A group from John Hopkins University concurs when they note that approximately 80 percent of gender dysphoric children grow comfortable in their bodies and no longer experience dysphoria. The Catholic bishops of the Ukraine have taught: “Gender ideology clearly contradicts the teaching of Holy Scripture and Christian anthropology, it also does not correspond to objective scientific data, and is instead based on subjective hypotheses and pseudoscientific assertions made by interested parties.” Pope Francis has boldly declared: “Gender Ideology is demonic!” But more temperately, the Holy Father has taught, “The acceptance of our bodies as God’s gift is vital for welcoming and accepting the entire world as a gift from the Father and our common home, whereas thinking that we enjoy absolute power over our own bodies turns, often subtly, into thinking that we enjoy absolute power over creation. Learning to accept our body, to care for it and to respect its fullest meaning, is an essential element of any genuine human ecology. Also, valuing one’s own body in its femininity or masculinity is necessary if I am going to be able to recognize myself in an encounter with someone who is different.”

On a practical level, reacting to the trend to open lavatories and shower rooms indiscriminately, the bishops of Nebraska observed: “It would be unjust to allow a harmful and deceptive gender ideology to shape either what is taught or how activities are conducted in our schools.”

The National Catholic Bioethics Center issues a newsletter that surveys current issues from a wisely Catholic perspective. The October issue reads: “Whenever a husband and wife engender a child through the marital act, they are cooperating in the creation of a new human person. While mother and father contribute the biological seeds of creation, God creates the human soul.”

Transgenderism would say, in effect, that God made a mistake. He placed a male soul in a female body or, vice versa, he placed a female soul in a male body. Catholics and all persons of good will must remind themselves in challenging times that every single human person is uniquely created by God Himself. Human souls are not the result of evolution — as one might argue about the human body. Human souls are the direct result of God intervening in human history, infusing the proper soul into the appropriate embryo. Furthermore, human beings are not actually made up of body and soul, as if two separate entities were joined together, like a hand into a glove. Rather, human beings are embodied souls or spirited bodies; they are one entity.

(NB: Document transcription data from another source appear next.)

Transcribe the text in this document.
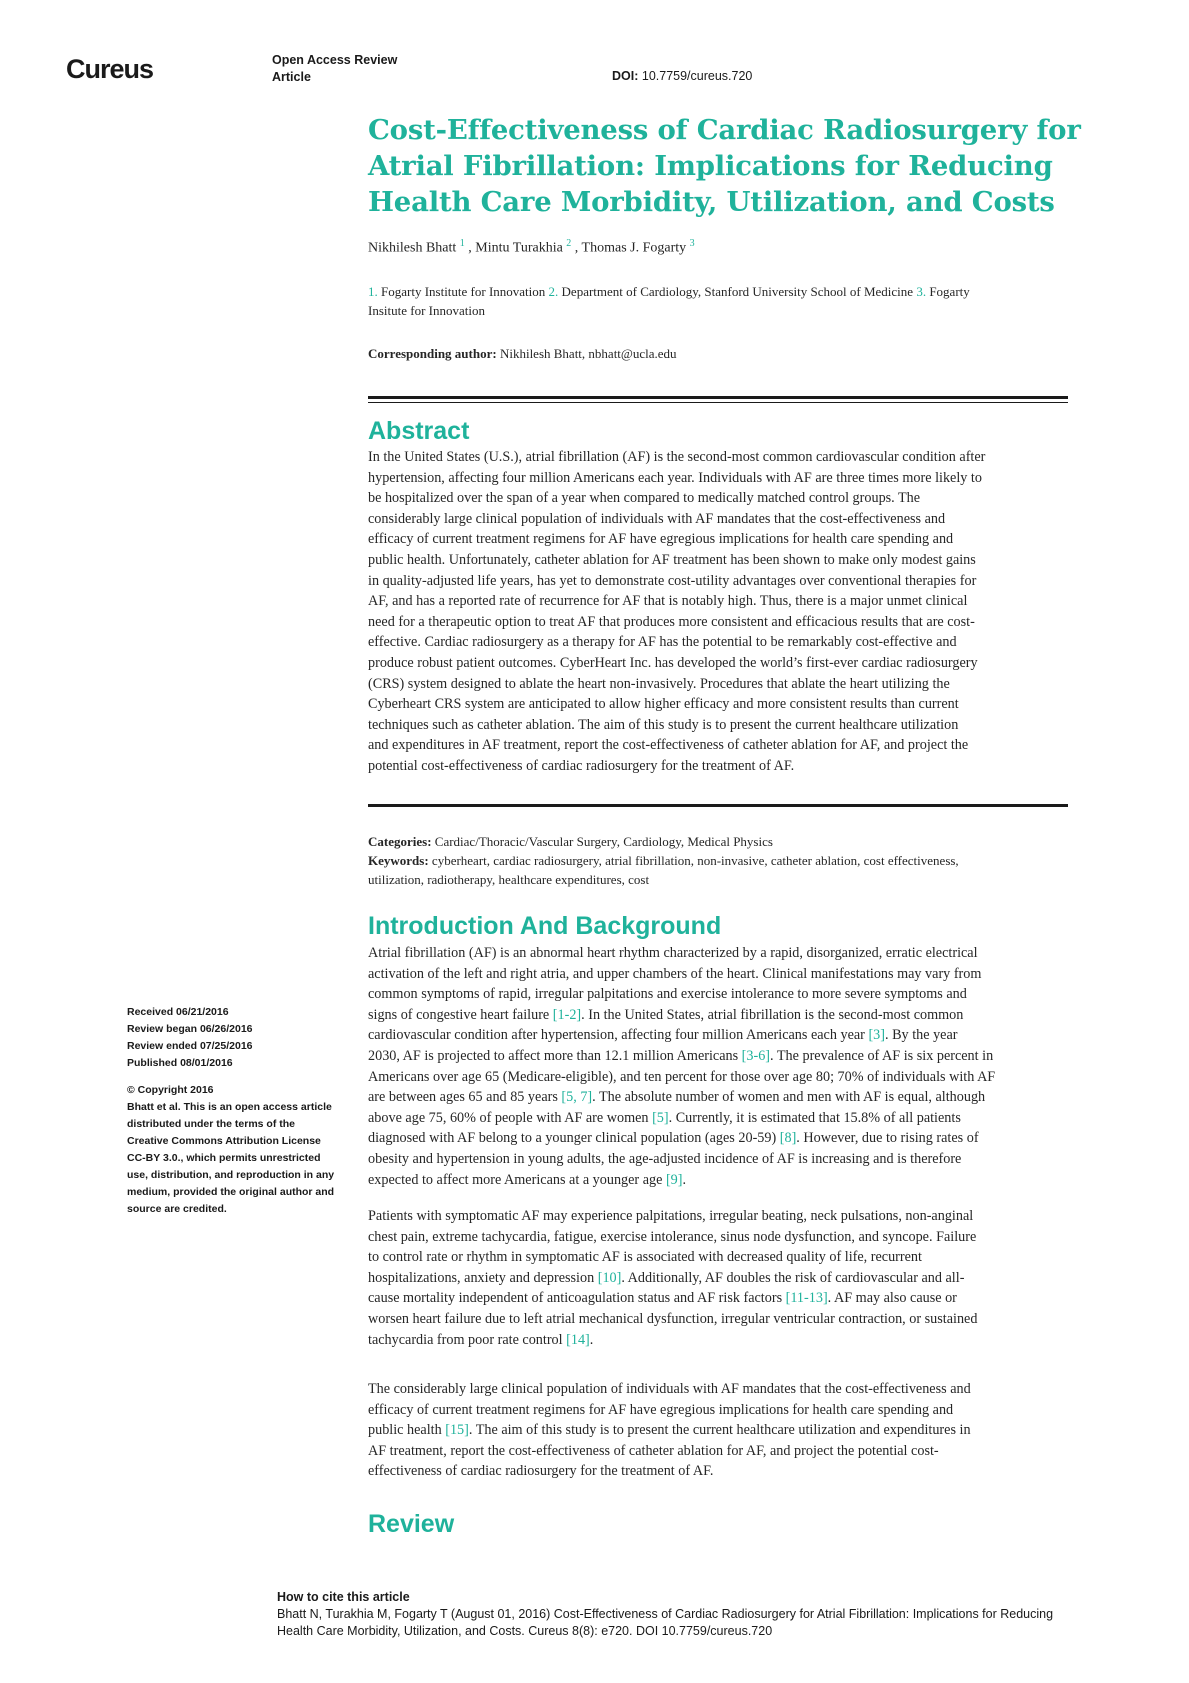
Cureus	Open Access Review
Article	DOI: 10.7759/cureus.720
Cost-Effectiveness of Cardiac Radiosurgery for
Atrial Fibrillation: Implications for Reducing
Health Care Morbidity, Utilization, and Costs
Nikhilesh Bhatt $^1$ , Mintu Turakhia $^2$ , Thomas J. Fogarty $^3$
1. Fogarty Institute for Innovation 2. Department of Cardiology, Stanford University School of Medicine 3. Fogarty
Insitute for Innovation
Corresponding author: Nikhilesh Bhatt, nbhatt@ucla.edu
Abstract
In the United States (U.S.), atrial fibrillation (AF) is the second-most common cardiovascular condition after
hypertension, affecting four million Americans each year. Individuals with AF are three times more likely to
be hospitalized over the span of a year when compared to medically matched control groups. The
considerably large clinical population of individuals with AF mandates that the cost-effectiveness and
efficacy of current treatment regimens for AF have egregious implications for health care spending and
public health. Unfortunately, catheter ablation for AF treatment has been shown to make only modest gains
in quality-adjusted life years, has yet to demonstrate cost-utility advantages over conventional therapies for
AF, and has a reported rate of recurrence for AF that is notably high. Thus, there is a major unmet clinical
need for a therapeutic option to treat AF that produces more consistent and efficacious results that are cost-
effective. Cardiac radiosurgery as a therapy for AF has the potential to be remarkably cost-effective and
produce robust patient outcomes. CyberHeart Inc. has developed the world’s first-ever cardiac radiosurgery
(CRS) system designed to ablate the heart non-invasively. Procedures that ablate the heart utilizing the
Cyberheart CRS system are anticipated to allow higher efficacy and more consistent results than current
techniques such as catheter ablation. The aim of this study is to present the current healthcare utilization
and expenditures in AF treatment, report the cost-effectiveness of catheter ablation for AF, and project the
potential cost-effectiveness of cardiac radiosurgery for the treatment of AF.
Categories: Cardiac/Thoracic/Vascular Surgery, Cardiology, Medical Physics
Keywords: cyberheart, cardiac radiosurgery, atrial fibrillation, non-invasive, catheter ablation, cost effectiveness,
utilization, radiotherapy, healthcare expenditures, cost
Introduction And Background
Atrial fibrillation (AF) is an abnormal heart rhythm characterized by a rapid, disorganized, erratic electrical
activation of the left and right atria, and upper chambers of the heart. Clinical manifestations may vary from
common symptoms of rapid, irregular palpitations and exercise intolerance to more severe symptoms and
signs of congestive heart failure [1-2]. In the United States, atrial fibrillation is the second-most common
cardiovascular condition after hypertension, affecting four million Americans each year [3]. By the year
2030, AF is projected to affect more than 12.1 million Americans [3-6]. The prevalence of AF is six percent in
Americans over age 65 (Medicare-eligible), and ten percent for those over age 80; 70% of individuals with AF
are between ages 65 and 85 years [5, 7]. The absolute number of women and men with AF is equal, although
above age 75, 60% of people with AF are women [5]. Currently, it is estimated that 15.8% of all patients
diagnosed with AF belong to a younger clinical population (ages 20-59) [8]. However, due to rising rates of
obesity and hypertension in young adults, the age-adjusted incidence of AF is increasing and is therefore
expected to affect more Americans at a younger age [9].
Patients with symptomatic AF may experience palpitations, irregular beating, neck pulsations, non-anginal
chest pain, extreme tachycardia, fatigue, exercise intolerance, sinus node dysfunction, and syncope. Failure
to control rate or rhythm in symptomatic AF is associated with decreased quality of life, recurrent
hospitalizations, anxiety and depression [10]. Additionally, AF doubles the risk of cardiovascular and all-
cause mortality independent of anticoagulation status and AF risk factors [11-13]. AF may also cause or
worsen heart failure due to left atrial mechanical dysfunction, irregular ventricular contraction, or sustained
tachycardia from poor rate control [14].
The considerably large clinical population of individuals with AF mandates that the cost-effectiveness and
efficacy of current treatment regimens for AF have egregious implications for health care spending and
public health [15]. The aim of this study is to present the current healthcare utilization and expenditures in
AF treatment, report the cost-effectiveness of catheter ablation for AF, and project the potential cost-
effectiveness of cardiac radiosurgery for the treatment of AF.
Review
Received 06/21/2016
Review began 06/26/2016
Review ended 07/25/2016
Published 08/01/2016
© Copyright 2016
Bhatt et al. This is an open access article
distributed under the terms of the
Creative Commons Attribution License
CC-BY 3.0., which permits unrestricted
use, distribution, and reproduction in any
medium, provided the original author and
source are credited.
How to cite this article
Bhatt N, Turakhia M, Fogarty T (August 01, 2016) Cost-Effectiveness of Cardiac Radiosurgery for Atrial Fibrillation: Implications for Reducing
Health Care Morbidity, Utilization, and Costs. Cureus 8(8): e720. DOI 10.7759/cureus.720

The above mentioned newsletter insists that humankind are “…body-soul unities.” If their bodies are sexed, then the soul must be sexed as well and sexed appropriately. The “separately sexed soul” is rationally and theologically unacceptable. Dividing the body from the soul usually results in exalting the soul over the body, elevating the spirit over the flesh. Authentic Christianity will allow the spirit to animate the flesh, never to denigrate or deny the flesh — certain pious practices notwithstanding. In the end, humans do not have a body; humans are a body just as much as humans are a soul. Humans must love their own God-given bodies and souls — warts and all.